The Generative Economy is a term coined by Marjorie Kelly to define "a living economy that is designed to generate the conditions for life to thrive, an economy with a built-in tendency to be socially fair and ecologically sustainable."

Generative economy attempts to reorganize the purpose and structure of an organization, to the extent of being self-organized around serving the needs of life. Generative economy claims to be based on designs that are rich in biodiversity, not monoculture. Examples of these types of organizational designs are employee ownerships, cooperatives, credit unions, community land trusts, co-housing communities, community wind, family-owned businesses, and foundations-owned companies (common in Northern Europe). Its goals are to create fair and just outcomes, benefit the many rather than the few, and enable an enduring human presence on the planet Earth.

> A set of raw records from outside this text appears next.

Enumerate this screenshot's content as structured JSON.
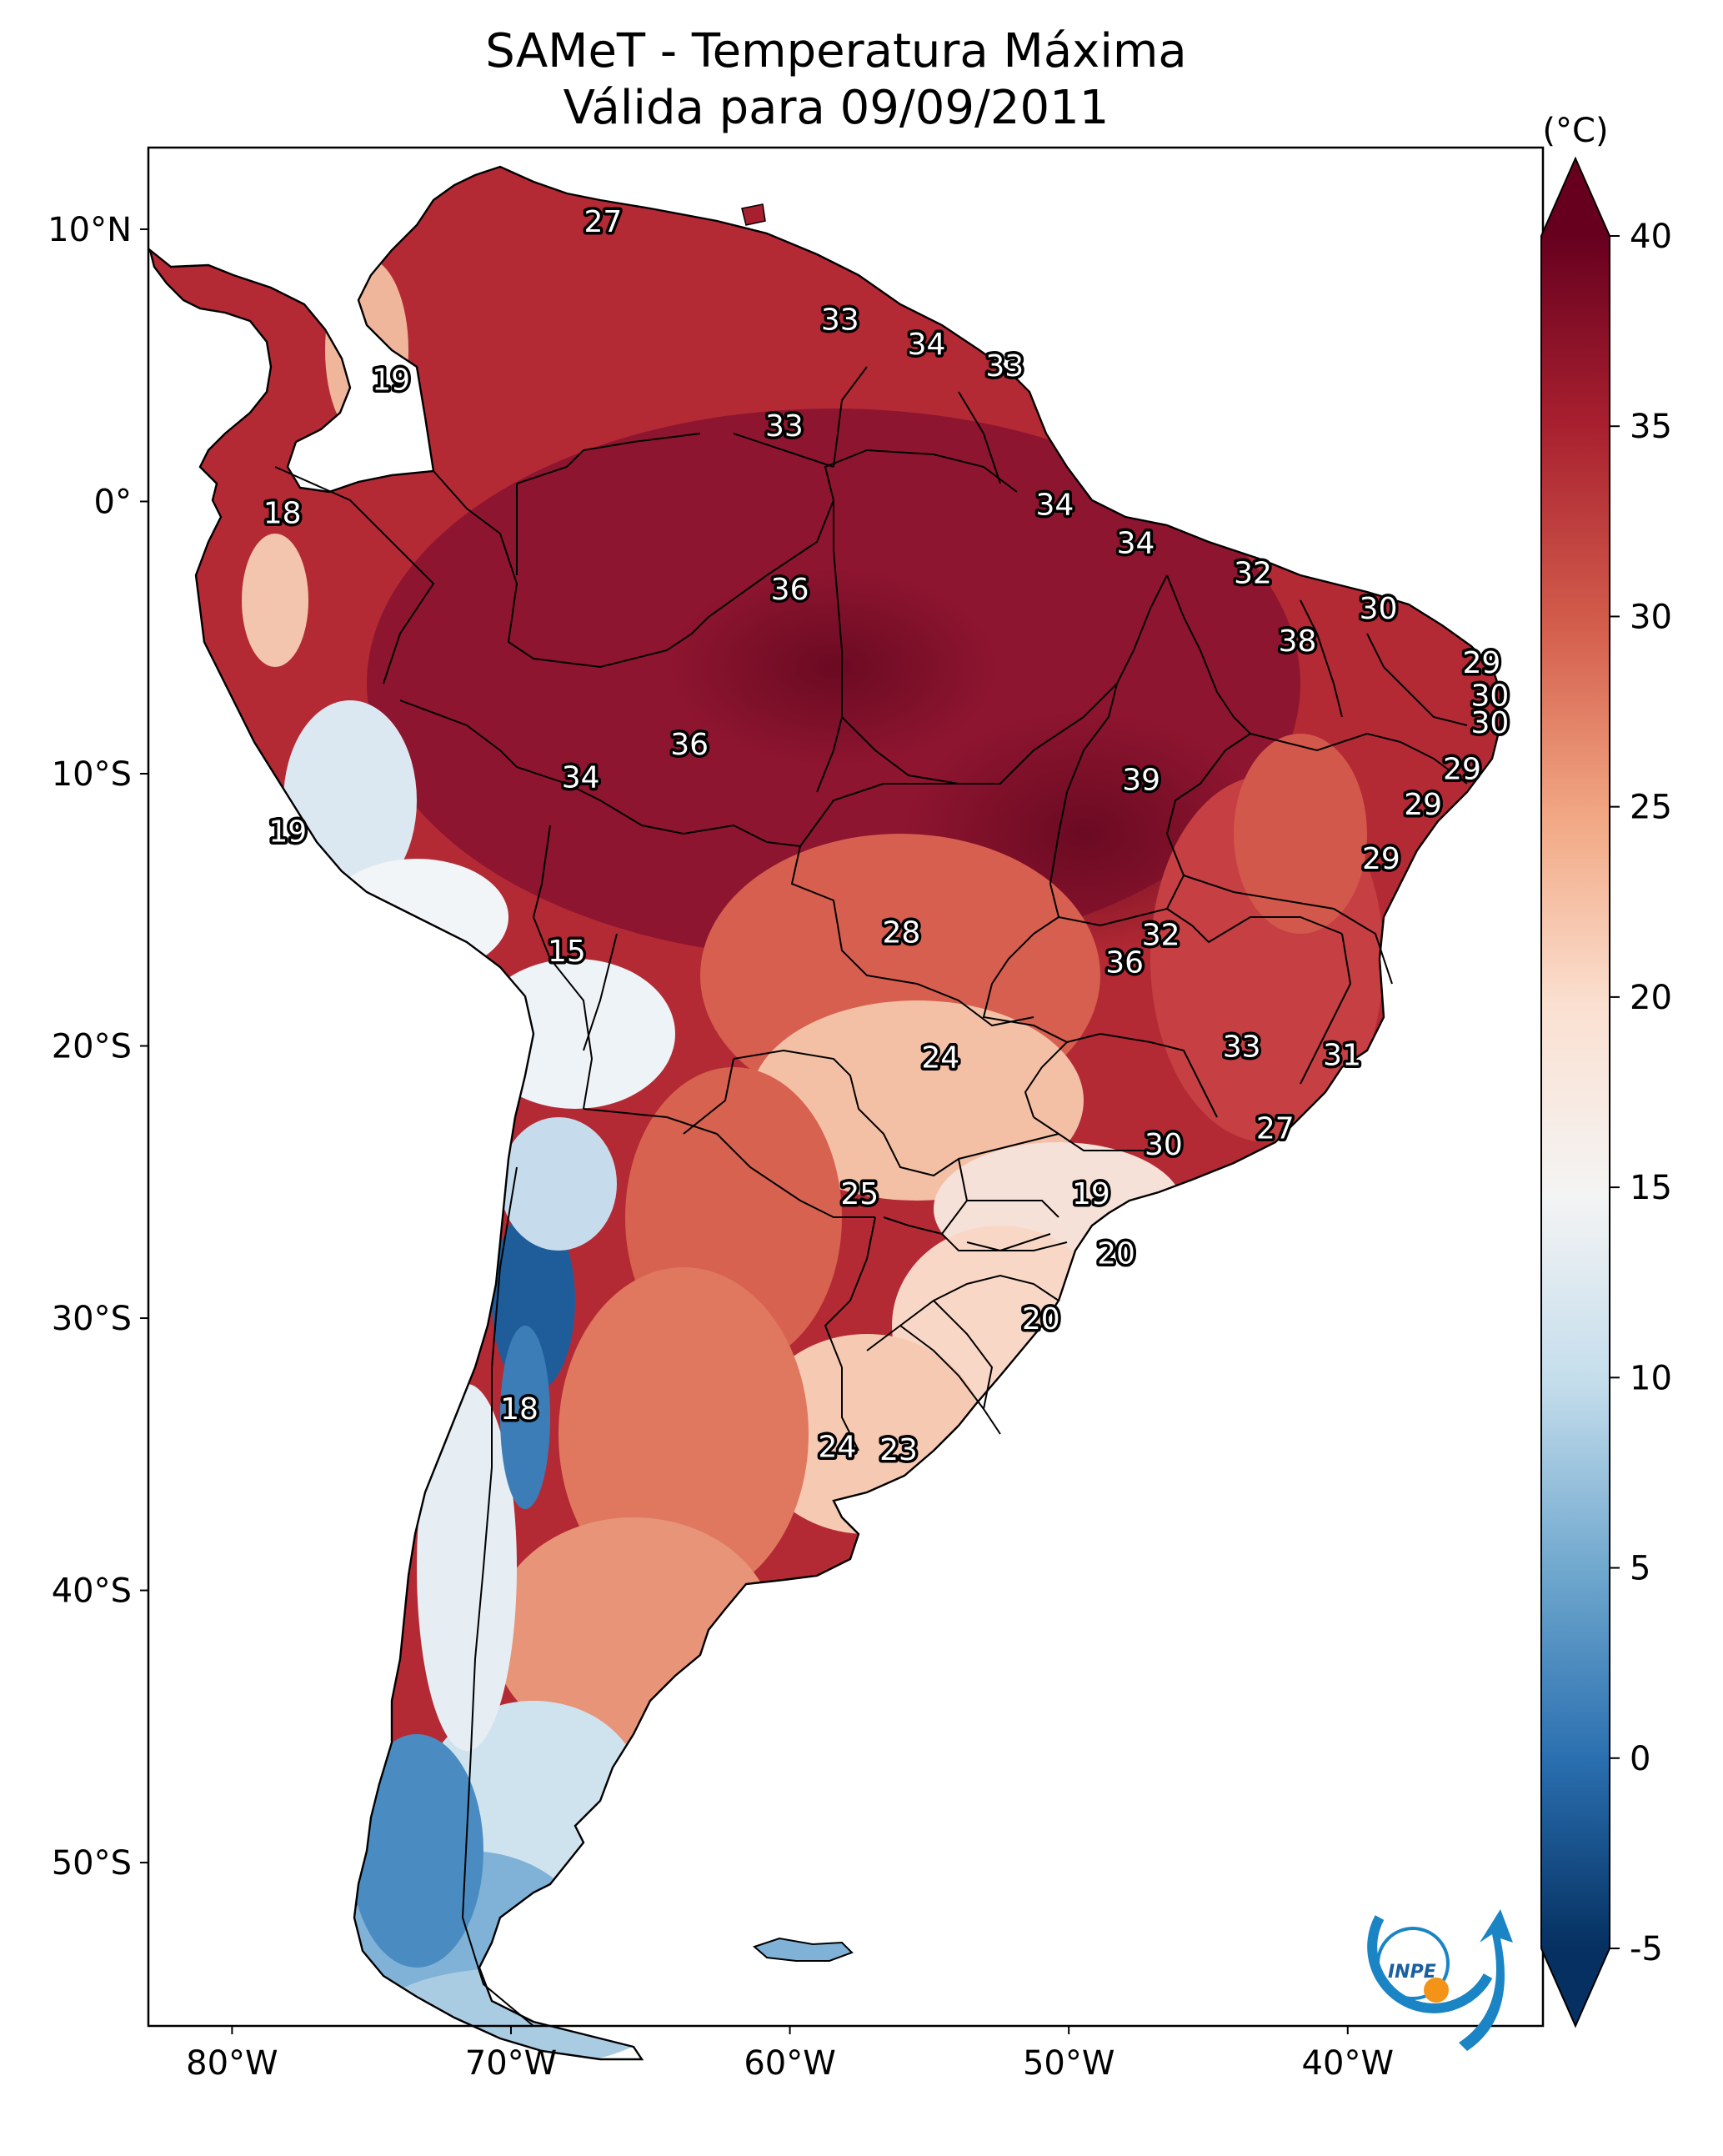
{
  "title": {
    "line1": "SAMeT - Temperatura Máxima",
    "line2": "Válida para 09/09/2011"
  },
  "colorbar": {
    "unit_label": "(°C)",
    "ticks": [
      "40",
      "35",
      "30",
      "25",
      "20",
      "15",
      "10",
      "5",
      "0",
      "-5"
    ],
    "min": -5,
    "max": 40,
    "colors": {
      "c40": "#67001f",
      "c35": "#a8202f",
      "c30": "#d45f4d",
      "c25": "#f2a884",
      "c20": "#fbe0d1",
      "c15": "#f4f4f4",
      "c10": "#c4ddec",
      "c5": "#6fa7ce",
      "c0": "#2a6fb0",
      "cm5": "#053061"
    }
  },
  "axes": {
    "lat_labels": [
      "10°N",
      "0°",
      "10°S",
      "20°S",
      "30°S",
      "40°S",
      "50°S"
    ],
    "lon_labels": [
      "80°W",
      "70°W",
      "60°W",
      "50°W",
      "40°W"
    ]
  },
  "temperature_labels": [
    {
      "value": "27",
      "lon": -66.7,
      "lat": 10.3
    },
    {
      "value": "19",
      "lon": -74.3,
      "lat": 4.5
    },
    {
      "value": "33",
      "lon": -58.2,
      "lat": 6.7
    },
    {
      "value": "34",
      "lon": -55.1,
      "lat": 5.8
    },
    {
      "value": "33",
      "lon": -52.3,
      "lat": 5.0
    },
    {
      "value": "33",
      "lon": -60.2,
      "lat": 2.8
    },
    {
      "value": "18",
      "lon": -78.2,
      "lat": -0.4
    },
    {
      "value": "34",
      "lon": -50.5,
      "lat": -0.1
    },
    {
      "value": "34",
      "lon": -47.6,
      "lat": -1.5
    },
    {
      "value": "36",
      "lon": -60.0,
      "lat": -3.2
    },
    {
      "value": "32",
      "lon": -43.4,
      "lat": -2.6
    },
    {
      "value": "30",
      "lon": -38.9,
      "lat": -3.9
    },
    {
      "value": "38",
      "lon": -41.8,
      "lat": -5.1
    },
    {
      "value": "29",
      "lon": -35.2,
      "lat": -5.9
    },
    {
      "value": "30",
      "lon": -34.9,
      "lat": -7.1
    },
    {
      "value": "30",
      "lon": -34.9,
      "lat": -8.1
    },
    {
      "value": "36",
      "lon": -63.6,
      "lat": -8.9
    },
    {
      "value": "34",
      "lon": -67.5,
      "lat": -10.1
    },
    {
      "value": "39",
      "lon": -47.4,
      "lat": -10.2
    },
    {
      "value": "29",
      "lon": -35.9,
      "lat": -9.8
    },
    {
      "value": "29",
      "lon": -37.3,
      "lat": -11.1
    },
    {
      "value": "19",
      "lon": -78.0,
      "lat": -12.1
    },
    {
      "value": "29",
      "lon": -38.8,
      "lat": -13.1
    },
    {
      "value": "28",
      "lon": -56.0,
      "lat": -15.8
    },
    {
      "value": "32",
      "lon": -46.7,
      "lat": -15.9
    },
    {
      "value": "36",
      "lon": -48.0,
      "lat": -16.9
    },
    {
      "value": "15",
      "lon": -68.0,
      "lat": -16.5
    },
    {
      "value": "24",
      "lon": -54.6,
      "lat": -20.4
    },
    {
      "value": "33",
      "lon": -43.8,
      "lat": -20.0
    },
    {
      "value": "31",
      "lon": -40.2,
      "lat": -20.3
    },
    {
      "value": "30",
      "lon": -46.6,
      "lat": -23.6
    },
    {
      "value": "27",
      "lon": -42.6,
      "lat": -23.0
    },
    {
      "value": "25",
      "lon": -57.5,
      "lat": -25.4
    },
    {
      "value": "19",
      "lon": -49.2,
      "lat": -25.4
    },
    {
      "value": "20",
      "lon": -48.3,
      "lat": -27.6
    },
    {
      "value": "20",
      "lon": -51.0,
      "lat": -30.0
    },
    {
      "value": "18",
      "lon": -69.7,
      "lat": -33.3
    },
    {
      "value": "24",
      "lon": -58.3,
      "lat": -34.7
    },
    {
      "value": "23",
      "lon": -56.1,
      "lat": -34.8
    }
  ],
  "logo": {
    "text": "INPE"
  }
}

The generative (living) model is meant to contrast with the extractive (financial) model that fueled nations through industrialization; it is a postindustrial philosophy
, and an alternative to conventional currency.

Controversy
Generative economy is arguably a better approach to the outdated extractive economy, but the transition to such a model must attempt to anticipate the difficulty in transforming participants behavior, such that living goals are prioritized and financial goals are not prioritized. It may be possible, albeit unlikely, that living and financial goals are not conflicting in the long-run for the majority of Earth's human population.